Par : Mohammed CHOUAKI
La Chine intensifie ses investissements en Algérie, voyant en elle un hub stratégique pour ses ambitions en Afrique du Nord et en Méditerranée. Ce partenariat, ancré dans des accords bilatéraux solides, dépasse les échanges commerciaux pour viser une industrialisation partagée et des infrastructures majeures.
Un partenariat stratégique renforcé
Les relations Sino-Algériennes ont connu un essor marqué depuis la signature du deuxième Plan quinquennal de coopération stratégique globale (2022-2026), cosigné par les Ministres des Affaires Etrangères Ramtane Lamamra et Wang Yi. Ce cadre a favorisé des projets emblématiques comme la Grande Mosquée d’Alger, le stade Olympique d’Oran et le port d’El Hamdania, où les entreprises Chinoises dominent le BTP.
En 2026, l’Ambassadeur Chinois Dong Guangli a qualifié cette année d’étape charnière, alignant le 15e Plan quinquennal Chinois sur la vision de la “Nouvelle Algérie”. Pékin mise sur 4,5 milliards de dollars d’investissements, notamment dans le fer de Gara Djebilet et un corridor ferroviaire de 950 km, avec transfert de technologies.
Alger, porte d’entrée vers l’Afrique et l’Europe
L’Algérie attire la Chine comme contrepoids aux barrières occidentales, servant de plateforme pour les Nouvelles Routes de la Soie. Sa position géographique en fait un point clé pour l’initiative “Belt and Road”, avec des opportunités dans l’énergie, l’automobile et les technologies.

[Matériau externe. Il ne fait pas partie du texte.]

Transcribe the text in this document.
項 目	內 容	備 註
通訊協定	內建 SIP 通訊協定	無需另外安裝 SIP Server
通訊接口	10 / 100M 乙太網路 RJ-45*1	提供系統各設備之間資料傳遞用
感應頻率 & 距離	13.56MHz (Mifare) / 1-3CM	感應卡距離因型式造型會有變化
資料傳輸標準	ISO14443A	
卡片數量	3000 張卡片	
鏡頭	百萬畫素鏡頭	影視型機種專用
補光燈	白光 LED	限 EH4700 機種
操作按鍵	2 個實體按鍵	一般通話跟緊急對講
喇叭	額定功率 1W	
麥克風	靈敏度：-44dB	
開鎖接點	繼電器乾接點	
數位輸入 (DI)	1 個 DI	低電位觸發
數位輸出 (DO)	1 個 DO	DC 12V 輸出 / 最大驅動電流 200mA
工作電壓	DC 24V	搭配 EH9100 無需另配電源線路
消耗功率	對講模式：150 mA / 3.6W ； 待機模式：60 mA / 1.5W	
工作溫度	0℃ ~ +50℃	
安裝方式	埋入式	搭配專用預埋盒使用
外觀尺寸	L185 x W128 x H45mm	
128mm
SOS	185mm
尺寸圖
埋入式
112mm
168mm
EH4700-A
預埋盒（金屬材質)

Les ventes d’armes Chinoises, comme des corvettes, diversifient les approvisionnements Algériens, réduisant la dépendance à la Russie. Pékin y voit un centre opérationnel entre l’Europe et l’Asie, tandis qu’Alger accélère sa diversification économique via la ZLECAf.

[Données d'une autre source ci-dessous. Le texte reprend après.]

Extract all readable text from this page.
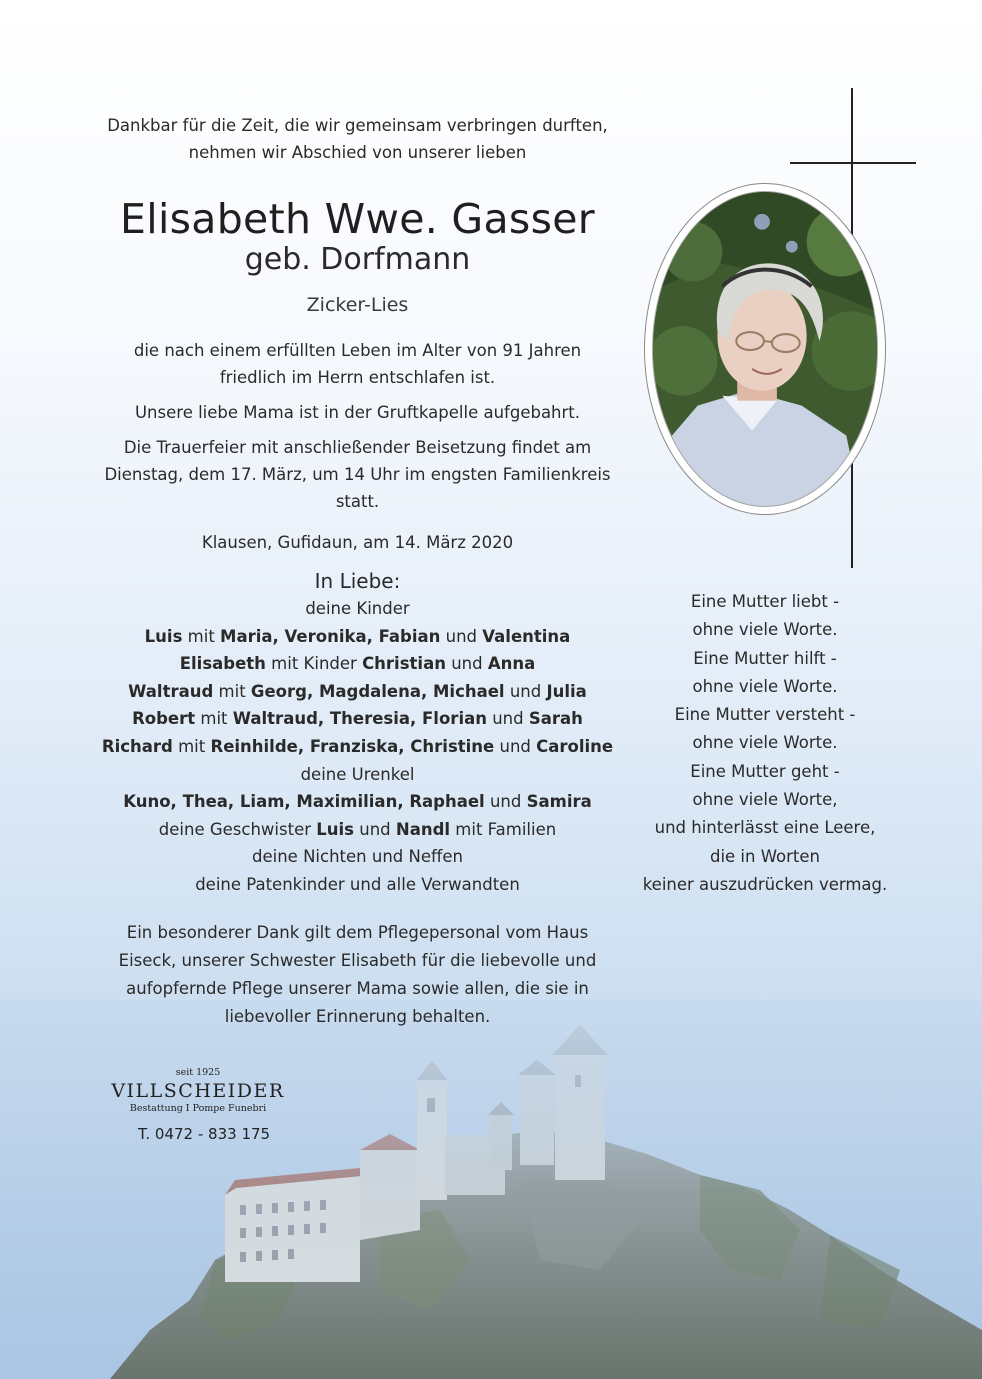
Dankbar für die Zeit, die wir gemeinsam verbringen durften,

nehmen wir Abschied von unserer lieben

Elisabeth Wwe. Gasser
geb. Dorfmann
Zicker-Lies

die nach einem erfüllten Leben im Alter von 91 Jahren

friedlich im Herrn entschlafen ist.

Unsere liebe Mama ist in der Gruftkapelle aufgebahrt.

Die Trauerfeier mit anschließender Beisetzung findet am

Dienstag, dem 17. März, um 14 Uhr im engsten Familienkreis

statt.

Klausen, Gufidaun, am 14. März 2020
In Liebe:

deine Kinder

Luis mit Maria, Veronika, Fabian und Valentina

Elisabeth mit Kinder Christian und Anna

Waltraud mit Georg, Magdalena, Michael und Julia

Robert mit Waltraud, Theresia, Florian und Sarah

Richard mit Reinhilde, Franziska, Christine und Caroline

deine Urenkel

Kuno, Thea, Liam, Maximilian, Raphael und Samira

deine Geschwister Luis und Nandl mit Familien

deine Nichten und Neffen

deine Patenkinder und alle Verwandten

Ein besonderer Dank gilt dem Pflegepersonal vom Haus

Eiseck, unserer Schwester Elisabeth für die liebevolle und

aufopfernde Pflege unserer Mama sowie allen, die sie in

liebevoller Erinnerung behalten.

Eine Mutter liebt -

ohne viele Worte.

Eine Mutter hilft -

ohne viele Worte.

Eine Mutter versteht -

ohne viele Worte.

Eine Mutter geht -

ohne viele Worte,

und hinterlässt eine Leere,

die in Worten

keiner auszudrücken vermag.

seit 1925
VILLSCHEIDER
Bestattung I Pompe Funebri
T. 0472 - 833 175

Perspectives d’un partenariat “nouvelle génération”
En 2026, la coopération s’étend à l’hydrogène vert et aux industries locales, transformant l’Algérie en hub Afrique-Méditerranée. Ce duo Pékin-Alger promet un modèle gagnant-gagnant, malgré les défis de la dette et de la concurrence Européenne.
Les principaux projets d’investissement Chinois en Algérie se concentrent sur l’industrie, les infrastructures et les mines, avec un volume total dépassant les 5 milliards de dollars pour une quarantaine de projets enregistrés.

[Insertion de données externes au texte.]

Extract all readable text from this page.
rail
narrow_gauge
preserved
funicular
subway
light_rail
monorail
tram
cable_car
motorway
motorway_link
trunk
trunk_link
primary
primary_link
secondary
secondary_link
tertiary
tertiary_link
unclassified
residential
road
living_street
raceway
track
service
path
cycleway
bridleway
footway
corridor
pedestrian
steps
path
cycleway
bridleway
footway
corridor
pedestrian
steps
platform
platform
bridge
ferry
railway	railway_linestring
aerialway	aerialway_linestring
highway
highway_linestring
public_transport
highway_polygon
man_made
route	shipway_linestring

Projets miniers et sidérurgie
• Usine sidérurgique à Msila par Jingdong Steel (plus de 500 millions USD).
• Complexe de traitement du minerai de fer de Gara Djebilet à Béchar par CWE, MCC et FERAL (1 milliard USD).
• Lignes minières Ouest et Est, en progression avancée.
Industrie automobile et ferroviaire
• Usine de montage Jetour à Batna (105 millions USD, 270 000 véhicules/an, 1 000 emplois).
• Complexe ferroviaire SNTF-GENERTEC CNTIC (CRRC) pour conception et fabrication d’équipements.
• Huit accords signés en avril 2025 (automobile, motos, voies ferrées, agriculture) pour plus de 2 milliards USD.
Infrastructures et numérique
• Centre national des prestations numériques.
• Grands chantiers BTP : autoroute Est-Ouest, logements, télécoms.
Ces investissements, majoritairement directs (22 sur 42 projets), visent l’industrialisation et le transfert technologique, avec une accélération en 2025-2026.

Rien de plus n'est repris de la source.